A "current and worsening situation" in Jersey means there is a "real possibility of a future care system failure", according to the island's care watchdog.
The Jersey Care Commission said staff shortages and increased demand were fuelling pressure on adult social care.
The commission's report said this posed "a potentially catastrophic risk to Jersey's care services".
The watchdog is urging the government to consider its social care support.
Becky Sherrington, chief inspector of the Jersey Care Commission, said she wanted to "stimulate thought and debate".
She said: "Without positive intervention, the current and worsening situation means that the commission cannot discount the real possibility of a future care system failure."
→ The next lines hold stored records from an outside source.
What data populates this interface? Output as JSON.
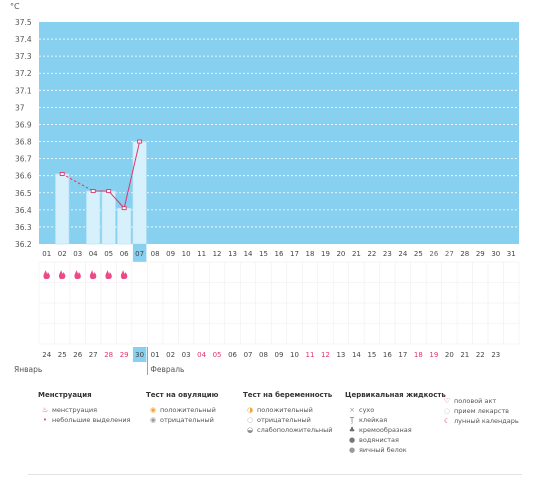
{
  "chart_data": {
    "type": "line",
    "unit_label": "°C",
    "y_ticks": [
      "37.5",
      "37.4",
      "37.3",
      "37.2",
      "37.1",
      "37",
      "36.9",
      "36.8",
      "36.7",
      "36.6",
      "36.5",
      "36.4",
      "36.3",
      "36.2"
    ],
    "ylim": [
      36.2,
      37.5
    ],
    "x_days": [
      "01",
      "02",
      "03",
      "04",
      "05",
      "06",
      "07",
      "08",
      "09",
      "10",
      "11",
      "12",
      "13",
      "14",
      "15",
      "16",
      "17",
      "18",
      "19",
      "20",
      "21",
      "22",
      "23",
      "24",
      "25",
      "26",
      "27",
      "28",
      "29",
      "30",
      "31"
    ],
    "highlight_day": "07",
    "x_weekend_days": [
      "26",
      "27"
    ],
    "temperatures": [
      {
        "day": "02",
        "value": 36.61
      },
      {
        "day": "04",
        "value": 36.51
      },
      {
        "day": "05",
        "value": 36.51
      },
      {
        "day": "06",
        "value": 36.41
      },
      {
        "day": "07",
        "value": 36.8
      }
    ],
    "dashed_segments": [
      [
        "02",
        "04"
      ]
    ],
    "bars": [
      "02",
      "04",
      "05",
      "06",
      "07"
    ],
    "menstruation_days": [
      "01",
      "02",
      "03",
      "04",
      "05",
      "06"
    ],
    "calendar_dates": [
      "24",
      "25",
      "26",
      "27",
      "28",
      "29",
      "30",
      "01",
      "02",
      "03",
      "04",
      "05",
      "06",
      "07",
      "08",
      "09",
      "10",
      "11",
      "12",
      "13",
      "14",
      "15",
      "16",
      "17",
      "18",
      "19",
      "20",
      "21",
      "22",
      "23"
    ],
    "calendar_red": [
      "28",
      "29",
      "04",
      "05",
      "11",
      "12",
      "18",
      "19"
    ],
    "calendar_highlight": "30",
    "month_left": "Январь",
    "month_right": "Февраль"
  },
  "legend": [
    {
      "title": "Менструация",
      "items": [
        {
          "icon": "menstruation-icon",
          "glyph": "♨",
          "color": "#e4407a",
          "label": "менструация"
        },
        {
          "icon": "spotting-icon",
          "glyph": "•",
          "color": "#e4407a",
          "label": "небольшие выделения"
        }
      ]
    },
    {
      "title": "Тест на овуляцию",
      "items": [
        {
          "icon": "ovulation-positive-icon",
          "glyph": "◉",
          "color": "#f3a33a",
          "label": "положительный"
        },
        {
          "icon": "ovulation-negative-icon",
          "glyph": "◉",
          "color": "#9a9a9a",
          "label": "отрицательный"
        }
      ]
    },
    {
      "title": "Тест на беременность",
      "items": [
        {
          "icon": "pregnancy-positive-icon",
          "glyph": "◑",
          "color": "#f3a33a",
          "label": "положительный"
        },
        {
          "icon": "pregnancy-negative-icon",
          "glyph": "○",
          "color": "#b5b5b5",
          "label": "отрицательный"
        },
        {
          "icon": "pregnancy-weak-icon",
          "glyph": "◒",
          "color": "#8a8a8a",
          "label": "слабоположительный"
        }
      ]
    },
    {
      "title": "Цервикальная жидкость",
      "items": [
        {
          "icon": "dry-icon",
          "glyph": "×",
          "color": "#9a9a9a",
          "label": "сухо"
        },
        {
          "icon": "sticky-icon",
          "glyph": "Ţ",
          "color": "#777",
          "label": "клейкая"
        },
        {
          "icon": "creamy-icon",
          "glyph": "♣",
          "color": "#666",
          "label": "кремообразная"
        },
        {
          "icon": "watery-icon",
          "glyph": "●",
          "color": "#777",
          "label": "водянистая"
        },
        {
          "icon": "egg-white-icon",
          "glyph": "●",
          "color": "#999",
          "label": "яичный белок"
        }
      ]
    },
    {
      "title": "",
      "items": [
        {
          "icon": "intercourse-icon",
          "glyph": "♡",
          "color": "#e4407a",
          "label": "половой акт"
        },
        {
          "icon": "medication-icon",
          "glyph": "◌",
          "color": "#aaa",
          "label": "прием лекарств"
        },
        {
          "icon": "lunar-calendar-icon",
          "glyph": "☾",
          "color": "#e4407a",
          "label": "лунный календарь"
        }
      ]
    }
  ]
}
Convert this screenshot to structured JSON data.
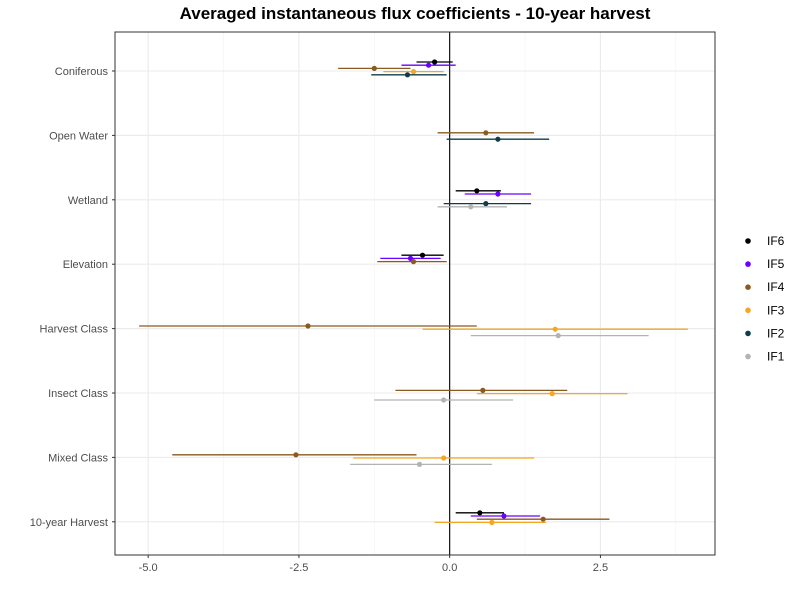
{
  "chart_data": {
    "type": "scatter",
    "title": "Averaged instantaneous flux coefficients - 10-year harvest",
    "xlabel": "",
    "ylabel": "",
    "xlim": [
      -5.55,
      4.4
    ],
    "x_ticks": [
      {
        "value": -5.0,
        "label": "-5.0"
      },
      {
        "value": -2.5,
        "label": "-2.5"
      },
      {
        "value": 0.0,
        "label": "0.0"
      },
      {
        "value": 2.5,
        "label": "2.5"
      }
    ],
    "categories": [
      "Coniferous",
      "Open Water",
      "Wetland",
      "Elevation",
      "Harvest Class",
      "Insect Class",
      "Mixed Class",
      "10-year Harvest"
    ],
    "legend_position": "right",
    "grid": true,
    "series": [
      {
        "name": "IF6",
        "color": "#000000",
        "points": [
          {
            "category": "Coniferous",
            "x": -0.25,
            "lo": -0.55,
            "hi": 0.05
          },
          {
            "category": "Wetland",
            "x": 0.45,
            "lo": 0.1,
            "hi": 0.85
          },
          {
            "category": "Elevation",
            "x": -0.45,
            "lo": -0.8,
            "hi": -0.1
          },
          {
            "category": "10-year Harvest",
            "x": 0.5,
            "lo": 0.1,
            "hi": 0.9
          }
        ]
      },
      {
        "name": "IF5",
        "color": "#6a00ff",
        "points": [
          {
            "category": "Coniferous",
            "x": -0.35,
            "lo": -0.8,
            "hi": 0.1
          },
          {
            "category": "Wetland",
            "x": 0.8,
            "lo": 0.25,
            "hi": 1.35
          },
          {
            "category": "Elevation",
            "x": -0.65,
            "lo": -1.15,
            "hi": -0.15
          },
          {
            "category": "10-year Harvest",
            "x": 0.9,
            "lo": 0.35,
            "hi": 1.5
          }
        ]
      },
      {
        "name": "IF4",
        "color": "#8b5a1f",
        "points": [
          {
            "category": "Coniferous",
            "x": -1.25,
            "lo": -1.85,
            "hi": -0.65
          },
          {
            "category": "Open Water",
            "x": 0.6,
            "lo": -0.2,
            "hi": 1.4
          },
          {
            "category": "Elevation",
            "x": -0.6,
            "lo": -1.2,
            "hi": -0.05
          },
          {
            "category": "Harvest Class",
            "x": -2.35,
            "lo": -5.15,
            "hi": 0.45
          },
          {
            "category": "Insect Class",
            "x": 0.55,
            "lo": -0.9,
            "hi": 1.95
          },
          {
            "category": "Mixed Class",
            "x": -2.55,
            "lo": -4.6,
            "hi": -0.55
          },
          {
            "category": "10-year Harvest",
            "x": 1.55,
            "lo": 0.45,
            "hi": 2.65
          }
        ]
      },
      {
        "name": "IF3",
        "color": "#f5a623",
        "points": [
          {
            "category": "Coniferous",
            "x": -0.6,
            "lo": -1.1,
            "hi": -0.1
          },
          {
            "category": "Harvest Class",
            "x": 1.75,
            "lo": -0.45,
            "hi": 3.95
          },
          {
            "category": "Insect Class",
            "x": 1.7,
            "lo": 0.45,
            "hi": 2.95
          },
          {
            "category": "Mixed Class",
            "x": -0.1,
            "lo": -1.6,
            "hi": 1.4
          },
          {
            "category": "10-year Harvest",
            "x": 0.7,
            "lo": -0.25,
            "hi": 1.6
          }
        ]
      },
      {
        "name": "IF2",
        "color": "#0d3d4d",
        "points": [
          {
            "category": "Coniferous",
            "x": -0.7,
            "lo": -1.3,
            "hi": -0.05
          },
          {
            "category": "Open Water",
            "x": 0.8,
            "lo": -0.05,
            "hi": 1.65
          },
          {
            "category": "Wetland",
            "x": 0.6,
            "lo": -0.1,
            "hi": 1.35
          }
        ]
      },
      {
        "name": "IF1",
        "color": "#b3b3b3",
        "points": [
          {
            "category": "Wetland",
            "x": 0.35,
            "lo": -0.2,
            "hi": 0.95
          },
          {
            "category": "Harvest Class",
            "x": 1.8,
            "lo": 0.35,
            "hi": 3.3
          },
          {
            "category": "Insect Class",
            "x": -0.1,
            "lo": -1.25,
            "hi": 1.05
          },
          {
            "category": "Mixed Class",
            "x": -0.5,
            "lo": -1.65,
            "hi": 0.7
          }
        ]
      }
    ]
  }
}
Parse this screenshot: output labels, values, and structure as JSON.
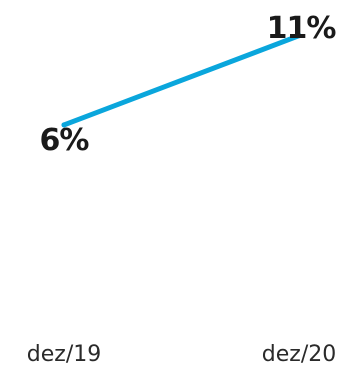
{
  "chart_data": {
    "type": "line",
    "categories": [
      "dez/19",
      "dez/20"
    ],
    "series": [
      {
        "values": [
          6,
          11
        ],
        "data_labels": [
          "6%",
          "11%"
        ],
        "color": "#0aa6dc"
      }
    ],
    "ylim": [
      0,
      13
    ],
    "grid": false,
    "legend": "none"
  }
}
The report - Addressing Challenges and Risks in Social Care - said supply of care staff was failing to keep pace with demand caused by an ageing population.
It outlined a series of risks to the care sector including "deepening recruitment and retention pressures" and "care providers with insufficient numbers of experienced staff".
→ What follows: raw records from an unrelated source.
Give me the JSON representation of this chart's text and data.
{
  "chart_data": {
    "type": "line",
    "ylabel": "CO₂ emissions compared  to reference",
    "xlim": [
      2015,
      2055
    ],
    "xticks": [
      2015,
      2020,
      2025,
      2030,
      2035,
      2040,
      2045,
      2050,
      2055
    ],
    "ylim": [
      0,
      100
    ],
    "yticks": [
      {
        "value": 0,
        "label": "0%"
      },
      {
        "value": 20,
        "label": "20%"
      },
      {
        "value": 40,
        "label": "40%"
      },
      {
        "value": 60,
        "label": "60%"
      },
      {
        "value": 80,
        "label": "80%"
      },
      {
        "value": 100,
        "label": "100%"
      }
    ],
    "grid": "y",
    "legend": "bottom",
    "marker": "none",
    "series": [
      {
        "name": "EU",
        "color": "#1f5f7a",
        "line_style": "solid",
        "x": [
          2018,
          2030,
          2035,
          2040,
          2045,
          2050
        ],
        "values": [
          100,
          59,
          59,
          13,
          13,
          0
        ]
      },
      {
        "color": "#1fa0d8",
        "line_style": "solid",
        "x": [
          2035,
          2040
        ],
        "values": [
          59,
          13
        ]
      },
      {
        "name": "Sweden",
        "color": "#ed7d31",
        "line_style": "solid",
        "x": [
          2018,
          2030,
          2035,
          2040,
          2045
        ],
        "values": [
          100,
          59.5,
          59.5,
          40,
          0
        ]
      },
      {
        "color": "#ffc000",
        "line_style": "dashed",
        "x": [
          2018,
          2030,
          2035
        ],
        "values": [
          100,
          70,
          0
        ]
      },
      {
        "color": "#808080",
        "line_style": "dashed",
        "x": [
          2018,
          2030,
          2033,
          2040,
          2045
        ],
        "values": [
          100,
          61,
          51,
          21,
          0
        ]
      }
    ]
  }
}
Inspectors found care providers were handing back care contracts because they could not manage the workforce shortages and growing demand for services.
The commission regulates care homes for people with a range of health and social care needs, care provided to people in their own homes, adult day care services and residential and other services for children and young people.
The report said there were "deepening cost pressures" and "no clear strategy to understand the future requirements and challenges of the care sector".
It said there was "a growing concern" that if a care provider was unable to continue operating, "the care sector in Jersey does not have capacity to pick up the shortfall".
The commission said it had several examples of care providers needing "to restrict care hours provision and capacity".
It also said it was "concerned about several registered providers who are at increasing risk of breaching regulations and care standards".
The report said: "If the factors impacting on the workforce are not addressed there is a risk of increased destabilisation of the care sector, care needs not being met and at worse, a system wide failure where people cannot access the right care at the right time and in the right place."
The commission said the government should "consider how it can assist and support the care sector to deliver sustainable services taking into account the increasingly aging local community".
The BBC has approached the government for comment.